The Royal Challengers Bangalore lost an IPL match they should have won. Well, what’s new? The margin of defeat against the Chennai Super Kings was only eight runs. Now, that gives the impression of an intensely fought contest. It was. But the wheels came off after skipper Faf du Plessis was dismissed.
M. Chinnaswamy Stadium is RCB’s home ground. It’s their backyard, where they should be calling the shots. Instead, it was the CSK who called the shots on Monday. The Bangalore stadium has never been a happy hunting ground for the RCB, who have lost more than 50 per cent of the IPL games at the venue. The loss to Chennai was an addition to that sickening piece of statistic for RCB supporters.
The RCB have lost three of their five matches. That isn’t a surprise to me since my pre-tournament assessment of the team was hardly encouraging. I was confident they didn’t have the team to make the playoffs. As an RCB supporter, I was hoping that Josh Hazlewood would recover from his injury soon and that the return of Wanindu Hasaranga would beef up the attack. Hazlewood hasn’t returned, Hasaranga hasn’t found his lengths and RCB misery continues.
How CSK get huge support in Bengaluru
Karnataka and Tamil Nadu are neighbouring states in southern India. The capital cities, Bengaluru and Chennai, are around 350 away from each other. The WhistlePodu (Blow the whistle) army of CSK fans must have boarded the trains and packed the Chinnaswamy Stadium. And Bengaluru is home to a sizeable Tamil population. Not just that. The CSK appeal stretches beyond Tamil Nadu.
So the Chennai players would have felt like playing at the M.A. Chidambaram Stadium. RCB 12the Man Army of fans were out in force, but they were equalled or outnumbered by the WhitlePodu brigade. Or so it seemed on television.
The loudest cheer in the stadium went up when RCB’s talisman Virat Kohli was dismissed. I was left wondering whether it was Bengaluru or Chepauk. That told me the intensity of CSK’s support.

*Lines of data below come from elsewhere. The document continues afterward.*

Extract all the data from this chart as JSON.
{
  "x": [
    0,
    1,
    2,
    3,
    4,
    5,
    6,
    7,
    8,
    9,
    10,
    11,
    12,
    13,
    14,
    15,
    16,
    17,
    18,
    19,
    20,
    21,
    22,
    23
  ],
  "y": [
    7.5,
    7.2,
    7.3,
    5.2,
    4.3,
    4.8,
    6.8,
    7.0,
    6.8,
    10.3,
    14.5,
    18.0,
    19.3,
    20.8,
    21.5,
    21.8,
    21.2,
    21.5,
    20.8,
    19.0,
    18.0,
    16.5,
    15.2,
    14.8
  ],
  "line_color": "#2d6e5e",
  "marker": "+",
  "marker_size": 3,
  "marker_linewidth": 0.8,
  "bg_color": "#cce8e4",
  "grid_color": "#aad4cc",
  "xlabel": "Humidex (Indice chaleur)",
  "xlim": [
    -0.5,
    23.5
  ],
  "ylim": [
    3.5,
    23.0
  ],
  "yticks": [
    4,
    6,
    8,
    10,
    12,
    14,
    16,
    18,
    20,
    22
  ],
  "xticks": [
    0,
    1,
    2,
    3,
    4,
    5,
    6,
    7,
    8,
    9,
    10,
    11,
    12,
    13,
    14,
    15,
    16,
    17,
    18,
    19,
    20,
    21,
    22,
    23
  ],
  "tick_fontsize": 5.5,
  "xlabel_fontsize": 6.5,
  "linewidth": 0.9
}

To RCB’s credit, they didn’t it distract them. Du Plessis and Glenn Maxwell kept them in the hunt with incredible power-hitting, and the chants of R-C-B, R-C-B, R-C-B only grew louder. After they holed out in the deep, there was no fight left in Bangalore. The finisher Dinesh Karthik doesn’t seem to finish games any more. His woeful run from the T20 World Cup continued.
Middle-order batting is where the RCB lost the game. There was no one to carry the momentum after the departure of Maxwell and Du Plessis. Contrast it with the chase of the Rajasthan Royals on Sunday. From 66/4, skipper Sanju Samson powered their revival, and Shimron Hetmyer took over after his exit. And every batman that followed, including Dhruv Jurel and Ravichandran Ashwin, weighed in. For RCB, the bottom fell off when Du Plessis was dismissed.
Is DK the finisher finished?
The truth is Bangalore don’t have good quality finishers. Karthik seemed past his best, and RCB need to buy players like Marcus Stoinis, Nicholas Pooran, Hetmyer, Liam Livingstone or Tim David, who can bring quick runs in the slog overs. A top-quality finisher would have made the difference on Monday, as RCB had the chase under control despite a target of 227.
Yes, they conceded far too many runs. The Bengaluru pitch has always been a bowler’s graveyard, and the short boundaries make it worse. Yet, Mohammed Siraj turned in a decent spell, The rest, including Hasaranga, fell away.
Slog overs as always leaked runs. Harshal Patel, the death-over specialist, continued his wayward ways this season. Yet the batters hauled the RCB into the game, despite the early loss of Kohli.
Du Plessis, Maxwell and Kohli have been doing most of the scoring for the RCB, who badly seemed to miss the injured Rajat Patidar. Much of the runs this season stemmed from the blades of this trio. When they fail, Bangalore collapse. There’s no lower middle order. That’s RCB’s Achilles heel.